Obviously, the fashion world is driven by its own fads.  Cool forecasting, a fad of the last few years, has given way to Trend forecasting.  Gina Piccalo (2005) a writer for the LA Times sums it all up beautifully.  “Trends are hot – cool isn’t.  As culture morphs at internet speed, forecasters fight to stay ahead of it all”.  And the traditional trend watchers will not provide the needed speed to predict short run color, fabric needs, and hot fashion and definitely not real long run innovation/trend. 
Arguably, the less than 25 year old group, especially the male component, currently rules the web.  And if technology morphs like it has since the first IBM computer accessed the Internet, this less than 25 year old cohort will continue to rule the digital roost.  They will be the group that will provide all of the data necessary to create a new forecasting dynamic from the marriage of the weblog and textmining.  The weblog buzz is alive and growing.  The tippers are out in blogspace.  They need to be discovered in the digital world.  Then as the weblog diffuses to the later adopters, which for all practical purposes has started (look at the buzz created on the web to sort out the new Medicare pharmaceutical policies), forecasters will be able to take the technology to different fashion cohorts.  Future fact or fiction, textmining the weblog is not going away – especially in a short cycle, hard to forecast, dynamic business/fashion global environment.  Whether we like it or not, the traditional methods have to morph.  Qualitative research will need a whole new generation of human muses that go beyond the traditional methods and sift through web based digital data/information to find trend.  There are simple tools available to get a sense of weblog trend textmining.  One such tool is available from Blogpulse trend tools.  It is possible to compare search terms/links in isolation, or use all three fields to compare search terms/links against others.  As fashion forecasters get more sophisticated with the models and procedures, forecasts will get very interesting.

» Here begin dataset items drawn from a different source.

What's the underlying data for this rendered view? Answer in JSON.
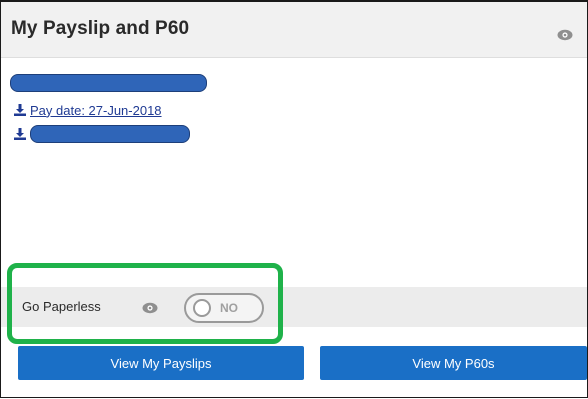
{
  "panel": {
    "title": "My Payslip and P60",
    "title_icon": "eye-icon"
  },
  "payslips": {
    "items": [
      {
        "kind": "redacted",
        "label": ""
      },
      {
        "kind": "link",
        "icon": "download-icon",
        "label": "Pay date: 27-Jun-2018"
      },
      {
        "kind": "link-redacted",
        "icon": "download-icon",
        "label": ""
      }
    ]
  },
  "paperless": {
    "label": "Go Paperless",
    "info_icon": "eye-icon",
    "toggle_state": "NO",
    "toggle_on": false
  },
  "actions": {
    "view_payslips_label": "View My Payslips",
    "view_p60s_label": "View My P60s"
  },
  "colors": {
    "title_bar_bg": "#f1f1f1",
    "link": "#1f3a93",
    "redaction": "#2f65b8",
    "button_bg": "#1a6fc6",
    "button_text": "#ffffff",
    "highlight": "#1fb24a",
    "paperless_bar_bg": "#ececec"
  }
}
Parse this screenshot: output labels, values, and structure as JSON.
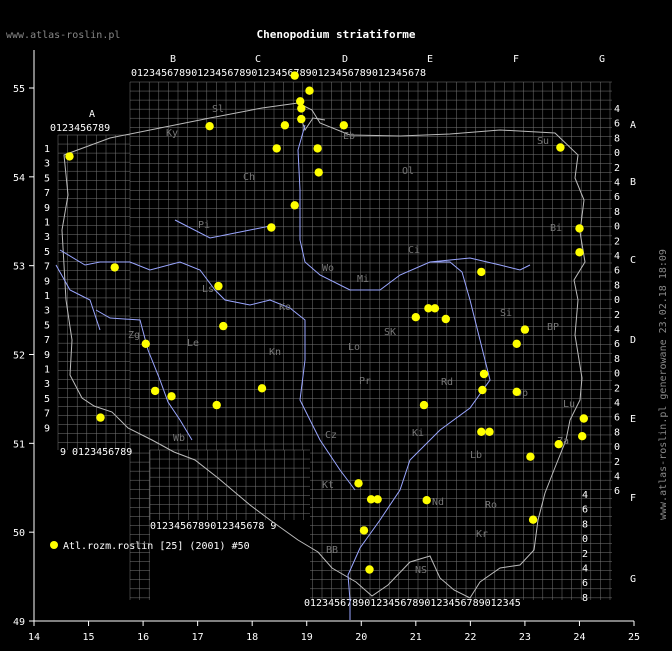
{
  "site_label": "www.atlas-roslin.pl",
  "title": "Chenopodium striatiforme",
  "generated": "www.atlas-roslin.pl generowane 23.02.18 18:09",
  "legend": {
    "label": "Atl.rozm.roslin [25] (2001) #50",
    "color": "#ffff00"
  },
  "colors": {
    "background": "#000000",
    "grid": "#777777",
    "border": "#bbbbbb",
    "rivers": "#9aa6ff",
    "points": "#ffff00"
  },
  "axes": {
    "lon_ticks": [
      "14",
      "15",
      "16",
      "17",
      "18",
      "19",
      "20",
      "21",
      "22",
      "23",
      "24",
      "25"
    ],
    "lat_ticks": [
      "55",
      "54",
      "53",
      "52",
      "51",
      "50",
      "49"
    ]
  },
  "grid_letters": {
    "top": [
      "A",
      "B",
      "C",
      "D",
      "E",
      "F",
      "G"
    ],
    "right": [
      "A",
      "B",
      "C",
      "D",
      "E",
      "F",
      "G"
    ]
  },
  "grid_digits": {
    "top_row": "0123456789012345678901234567890123456789012345678",
    "a_row": "0123456789",
    "left_col": [
      "1",
      "3",
      "5",
      "7",
      "9",
      "1",
      "3",
      "5",
      "7",
      "9",
      "1",
      "3",
      "5",
      "7",
      "9",
      "1",
      "3",
      "5",
      "7",
      "9"
    ],
    "right_col": [
      "4",
      "6",
      "8",
      "0",
      "2",
      "4",
      "6",
      "8",
      "0",
      "2",
      "4",
      "6",
      "8",
      "0",
      "2",
      "4",
      "6",
      "8",
      "0",
      "2",
      "4",
      "6",
      "8",
      "0",
      "2",
      "4",
      "6"
    ],
    "bottom_left_row": "9 0123456789",
    "bottom_mid_row": "0123456789012345678 9",
    "bottom_row": "012345678901234567890123456789012345",
    "f_col": [
      "4",
      "6",
      "8",
      "0",
      "2",
      "4",
      "6",
      "8"
    ]
  },
  "regions": [
    "Sl",
    "Ky",
    "Ch",
    "Eb",
    "Ol",
    "Su",
    "Pi",
    "Bi",
    "Ci",
    "Wo",
    "Mi",
    "Ko",
    "Ls",
    "Zg",
    "Le",
    "Kn",
    "Lo",
    "SK",
    "Si",
    "BP",
    "Pr",
    "Rd",
    "Lb",
    "Ki",
    "Op",
    "Kt",
    "Cz",
    "Ro",
    "Za",
    "BB",
    "Kr",
    "Nd",
    "Wb",
    "Lu",
    "NS"
  ],
  "chart_data": {
    "type": "scatter",
    "series": [
      {
        "name": "Atl.rozm.roslin [25] (2001) #50",
        "points": [
          [
            14.65,
            54.23
          ],
          [
            15.48,
            52.98
          ],
          [
            15.22,
            51.29
          ],
          [
            16.05,
            52.12
          ],
          [
            16.22,
            51.59
          ],
          [
            16.52,
            51.53
          ],
          [
            17.22,
            54.57
          ],
          [
            17.38,
            52.77
          ],
          [
            17.47,
            52.32
          ],
          [
            17.35,
            51.43
          ],
          [
            18.18,
            51.62
          ],
          [
            18.35,
            53.43
          ],
          [
            18.45,
            54.32
          ],
          [
            18.6,
            54.58
          ],
          [
            18.78,
            55.14
          ],
          [
            18.88,
            54.85
          ],
          [
            18.9,
            54.77
          ],
          [
            18.9,
            54.65
          ],
          [
            19.05,
            54.97
          ],
          [
            19.2,
            54.32
          ],
          [
            19.22,
            54.05
          ],
          [
            18.78,
            53.68
          ],
          [
            19.68,
            54.58
          ],
          [
            21.0,
            52.42
          ],
          [
            21.23,
            52.52
          ],
          [
            21.35,
            52.52
          ],
          [
            21.55,
            52.4
          ],
          [
            22.2,
            52.93
          ],
          [
            22.25,
            51.78
          ],
          [
            22.22,
            51.6
          ],
          [
            22.85,
            51.58
          ],
          [
            22.85,
            52.12
          ],
          [
            23.0,
            52.28
          ],
          [
            23.65,
            54.33
          ],
          [
            24.0,
            53.42
          ],
          [
            24.0,
            53.15
          ],
          [
            24.08,
            51.28
          ],
          [
            24.05,
            51.08
          ],
          [
            23.62,
            50.99
          ],
          [
            22.2,
            51.13
          ],
          [
            22.35,
            51.13
          ],
          [
            23.1,
            50.85
          ],
          [
            21.15,
            51.43
          ],
          [
            19.95,
            50.55
          ],
          [
            20.18,
            50.37
          ],
          [
            20.3,
            50.37
          ],
          [
            21.2,
            50.36
          ],
          [
            20.05,
            50.02
          ],
          [
            23.15,
            50.14
          ],
          [
            20.15,
            49.58
          ]
        ]
      }
    ],
    "xlim": [
      14,
      25
    ],
    "ylim": [
      49,
      55.5
    ],
    "grid": true
  }
}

Most in the field of direct marketing would have to agree that the field has one commonality that drives its existence.  Direct marketing is all about capturing the attention of a consumer long enough to make an impression and a sale.  It is about connecting and communicating benefits. (Cymfony Blog, 2006)  In this scenario, blogs are the storehouse of the content and data necessary for future connection and communicating.

Semantic and image mining of the web will be the next frontiers of data mining and trend spotting.  Initially from the street level, the methods will morph to other cohorts as they are verified.  These emerging technologies will enable researchers to find semantic meaning hidden in data and documents, share and integrate information with supply chain/value chain members, and find more valuable insights.  Some future thoughts:

  1. When this semantic analysis is combined with other emerging technologies, such as image mining and searching images for “similar” patterns, enormous forecasting potential can be realized.  For example, fashion researchers/forecasters could look at fashion photographs from databases or current cellphone sent images to determine cyclical change or predictive redundancy in fashion structure.
  2. Researchers could also delve into barely tapped historic image fashion databanks for similarities or changes in the structure of fashion over time to create a predictive database of trend changes with adequate explanations.
  3. The capability of integrating data and methods to extract new information and tapping previously unmined, “unstructured” web data (text and images) opens to the door to many exciting possibilities for new fashion research discoveries.